A esfera civil passou a exigir, então, novos modos de atuar e intervir nas instituições e na vida pública. E as democracias passaram, por conseguinte, a contemplar outros mecanismos de participação que davam ênfase tanto à discussão e decisão política quanto à transparência e publicidade. Novas correntes democráticas se constituíram e, dentre elas, alcançou destaque o modelo deliberativo, mais tarde contestado pela ideia da democracia radical.
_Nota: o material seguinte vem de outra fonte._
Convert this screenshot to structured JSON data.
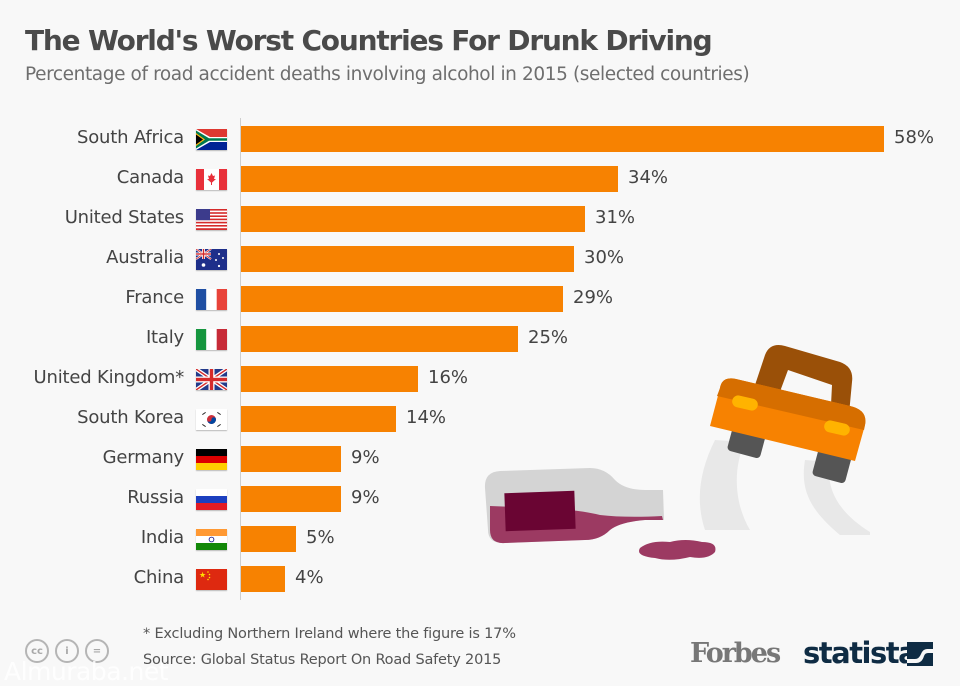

São os princípios básicos, limites e desafios desses outros modelos democráticos, sob o enfoque da participação, que serão tratados no próximo tópico, no intuito de se aprofundar nas estruturas participativas que se instituíram em regimes modernos.

12 O modo como se esboçava a democracia direta na Atenas Clássica, com a soberania popular

prevalecendo nas decisões de negócios públicos, não corresponde, em parte, ao que ocorreu nesse modelo, como aponta Marques (2008): "a assembleia de cidadãos era apenas mais uma das instituições políticas componentes do Estado, e que a configuração política, já àquela época, previa um forte espaço para organizações estatais representativas. Algumas destas organizações, inclusive, possuíam, mesmo, a capacidade de reverter as decisões tomadas pela assembleia soberana de cidadãos".